Loretta’s television show was enormously popular, playing throughout the 1950’s, 60’s and even up to the 70’s both on air and in syndication. Loretta won three Emmys for that TV program.

But let’s go back to 1935. Remember The Call of the Wild with Clark Gable? Rumor had it (and the rumor was right) that Loretta had a fling of sorts with Clark Gable. Soon Loretta found she was “with child” and didn’t know how to handle it. She knew the studio would have her terminate the pregnancy which she absolutely refused to do as she, a devout Catholic, considered it a mortal sin. So she only told her very closest family members who devised a way for her to hide her pregnancy and set it up to look like she adopted the child. Loretta named the baby Judith, after St. Jude, the patron saint of difficult situations. This adoption ruse was a very well-known “secret” in Hollywood. Judy even looked like Clark!

But Loretta never told Judy. Judy never found out the truth until she got married and her new husband mentioned it to her as if it were no big deal. Judy flipped, confronted her mother who also flipped and refused to talk to her daughter for three years.

Loretta finally admitted that Clark Gable was the father in an authorized biography of herself, but would not let them publish the book until after her death.
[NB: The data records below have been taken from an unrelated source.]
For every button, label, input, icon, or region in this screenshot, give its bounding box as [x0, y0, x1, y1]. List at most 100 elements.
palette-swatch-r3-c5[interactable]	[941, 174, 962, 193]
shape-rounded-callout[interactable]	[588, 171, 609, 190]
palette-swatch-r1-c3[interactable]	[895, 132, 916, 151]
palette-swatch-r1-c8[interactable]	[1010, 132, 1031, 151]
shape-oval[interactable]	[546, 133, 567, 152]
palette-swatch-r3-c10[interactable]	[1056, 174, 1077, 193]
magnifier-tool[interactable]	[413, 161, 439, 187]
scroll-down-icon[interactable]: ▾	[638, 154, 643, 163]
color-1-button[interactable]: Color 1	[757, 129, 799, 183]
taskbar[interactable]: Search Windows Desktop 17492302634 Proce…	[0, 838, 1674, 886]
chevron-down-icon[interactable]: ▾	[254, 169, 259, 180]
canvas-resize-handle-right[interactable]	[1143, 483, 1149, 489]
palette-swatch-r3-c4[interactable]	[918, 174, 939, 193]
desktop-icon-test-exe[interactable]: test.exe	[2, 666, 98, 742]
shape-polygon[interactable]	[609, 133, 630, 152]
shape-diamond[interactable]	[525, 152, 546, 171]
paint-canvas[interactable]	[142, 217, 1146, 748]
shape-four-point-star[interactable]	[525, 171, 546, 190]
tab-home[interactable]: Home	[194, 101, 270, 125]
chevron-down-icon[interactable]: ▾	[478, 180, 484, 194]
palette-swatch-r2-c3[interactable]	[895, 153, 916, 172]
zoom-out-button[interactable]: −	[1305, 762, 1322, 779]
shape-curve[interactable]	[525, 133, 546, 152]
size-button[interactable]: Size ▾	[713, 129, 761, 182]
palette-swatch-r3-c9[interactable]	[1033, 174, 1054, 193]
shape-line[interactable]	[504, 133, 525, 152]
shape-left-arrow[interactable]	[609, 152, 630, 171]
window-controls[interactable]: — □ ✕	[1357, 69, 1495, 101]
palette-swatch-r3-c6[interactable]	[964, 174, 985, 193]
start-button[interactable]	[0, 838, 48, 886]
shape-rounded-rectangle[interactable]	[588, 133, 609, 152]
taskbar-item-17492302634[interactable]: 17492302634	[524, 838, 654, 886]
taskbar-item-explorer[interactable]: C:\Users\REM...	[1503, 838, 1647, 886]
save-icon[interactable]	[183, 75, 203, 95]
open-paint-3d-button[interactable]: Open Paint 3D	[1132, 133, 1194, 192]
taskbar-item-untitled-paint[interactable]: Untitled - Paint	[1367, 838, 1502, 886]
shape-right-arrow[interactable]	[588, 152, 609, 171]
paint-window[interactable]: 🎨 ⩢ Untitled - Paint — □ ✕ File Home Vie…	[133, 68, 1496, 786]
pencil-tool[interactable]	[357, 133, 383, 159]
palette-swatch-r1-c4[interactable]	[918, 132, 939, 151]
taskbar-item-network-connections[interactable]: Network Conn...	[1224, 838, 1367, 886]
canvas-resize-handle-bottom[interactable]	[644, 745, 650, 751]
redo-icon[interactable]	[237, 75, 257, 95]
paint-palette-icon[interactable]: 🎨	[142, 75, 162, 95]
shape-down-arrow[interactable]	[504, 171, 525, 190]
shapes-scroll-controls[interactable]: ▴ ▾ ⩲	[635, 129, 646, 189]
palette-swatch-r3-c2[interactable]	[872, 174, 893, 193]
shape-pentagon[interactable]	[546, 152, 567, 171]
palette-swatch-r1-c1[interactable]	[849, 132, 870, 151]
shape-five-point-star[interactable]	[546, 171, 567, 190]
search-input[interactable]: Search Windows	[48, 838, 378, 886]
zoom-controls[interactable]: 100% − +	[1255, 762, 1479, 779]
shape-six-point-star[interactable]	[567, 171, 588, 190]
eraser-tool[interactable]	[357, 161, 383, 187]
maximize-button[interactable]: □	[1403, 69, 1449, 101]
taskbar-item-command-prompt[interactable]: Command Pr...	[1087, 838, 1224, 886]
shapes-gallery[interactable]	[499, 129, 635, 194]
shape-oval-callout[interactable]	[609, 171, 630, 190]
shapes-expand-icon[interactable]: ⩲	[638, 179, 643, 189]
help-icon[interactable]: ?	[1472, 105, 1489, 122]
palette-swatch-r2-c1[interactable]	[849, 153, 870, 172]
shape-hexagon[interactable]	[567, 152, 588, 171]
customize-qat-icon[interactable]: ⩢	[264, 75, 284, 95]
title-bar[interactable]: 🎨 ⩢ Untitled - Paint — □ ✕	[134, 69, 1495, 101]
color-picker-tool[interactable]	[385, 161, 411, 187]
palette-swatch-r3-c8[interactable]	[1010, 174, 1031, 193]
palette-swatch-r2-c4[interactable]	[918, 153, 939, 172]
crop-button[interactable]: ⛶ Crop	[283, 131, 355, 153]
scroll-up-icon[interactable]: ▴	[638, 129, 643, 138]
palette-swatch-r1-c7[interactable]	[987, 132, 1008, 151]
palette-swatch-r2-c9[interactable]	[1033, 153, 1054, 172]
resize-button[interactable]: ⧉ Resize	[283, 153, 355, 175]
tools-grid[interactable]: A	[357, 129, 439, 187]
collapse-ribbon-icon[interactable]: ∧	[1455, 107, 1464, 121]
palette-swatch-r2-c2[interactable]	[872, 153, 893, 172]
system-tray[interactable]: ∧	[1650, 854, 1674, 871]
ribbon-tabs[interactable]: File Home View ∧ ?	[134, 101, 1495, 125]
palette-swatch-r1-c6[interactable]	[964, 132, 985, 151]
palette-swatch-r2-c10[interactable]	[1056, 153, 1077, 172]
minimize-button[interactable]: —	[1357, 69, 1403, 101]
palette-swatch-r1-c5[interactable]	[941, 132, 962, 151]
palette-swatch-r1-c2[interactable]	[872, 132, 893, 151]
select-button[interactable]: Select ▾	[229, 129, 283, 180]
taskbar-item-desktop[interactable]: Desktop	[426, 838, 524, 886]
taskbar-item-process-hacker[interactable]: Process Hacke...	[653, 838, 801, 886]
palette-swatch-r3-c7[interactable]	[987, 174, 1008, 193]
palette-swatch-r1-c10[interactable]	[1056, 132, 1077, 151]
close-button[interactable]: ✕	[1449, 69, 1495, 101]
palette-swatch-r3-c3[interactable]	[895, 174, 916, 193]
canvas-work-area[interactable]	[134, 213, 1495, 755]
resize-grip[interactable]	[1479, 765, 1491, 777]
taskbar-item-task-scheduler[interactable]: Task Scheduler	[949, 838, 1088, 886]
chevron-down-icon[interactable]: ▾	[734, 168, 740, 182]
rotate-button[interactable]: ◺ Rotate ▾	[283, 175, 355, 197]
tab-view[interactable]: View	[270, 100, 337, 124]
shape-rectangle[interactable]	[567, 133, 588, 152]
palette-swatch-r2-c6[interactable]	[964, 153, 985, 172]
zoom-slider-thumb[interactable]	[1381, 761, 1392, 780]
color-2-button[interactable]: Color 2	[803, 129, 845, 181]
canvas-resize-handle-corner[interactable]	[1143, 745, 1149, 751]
Later still, while watching The Larry King Show on TV, Loretta learned what date rape was and told only one very close relative that was what happened with Clark! Still, she would not let anyone hear such a thing until after both she (meaning Loretta) and Judy died.

Loretta Young was a lifelong Republican, almost as devoted to the party as she was to her close-held belief in Catholicism. She supported Ike, Nixon, Reagan and more. In retirement she volunteered at charities and churches, ever faithful to Republicans and the Catholic church (but not necessarily in that order).

Meanwhile, Loretta remarried a movie producer named Tom Lewis with whom she had two sons, Peter and Christopher. Peter went on to join the 1960’s rock band Moby Grape. Christopher became a director who got caught up in a lascivious scandal about his not-so-clean movies. Roughly 30 years later, Loretta and Tom divorced.

Next Loretta married a multi-Academy Award nominee fashion designer Jean Louis (he created many of Loretta’s gowns, not to mention dozens of other famous outfits). Louis also won an Academy Award for his fashion designs in the Judy Holiday film The Solid Gold Cadillac as well as earning 13 other Academy Award nominations in the same category. The two were married until he died at the age of 90.

Loretta died of ovarian cancer in 2000, forever a legend for radio, film, television, lavish gowns and a certain daughter.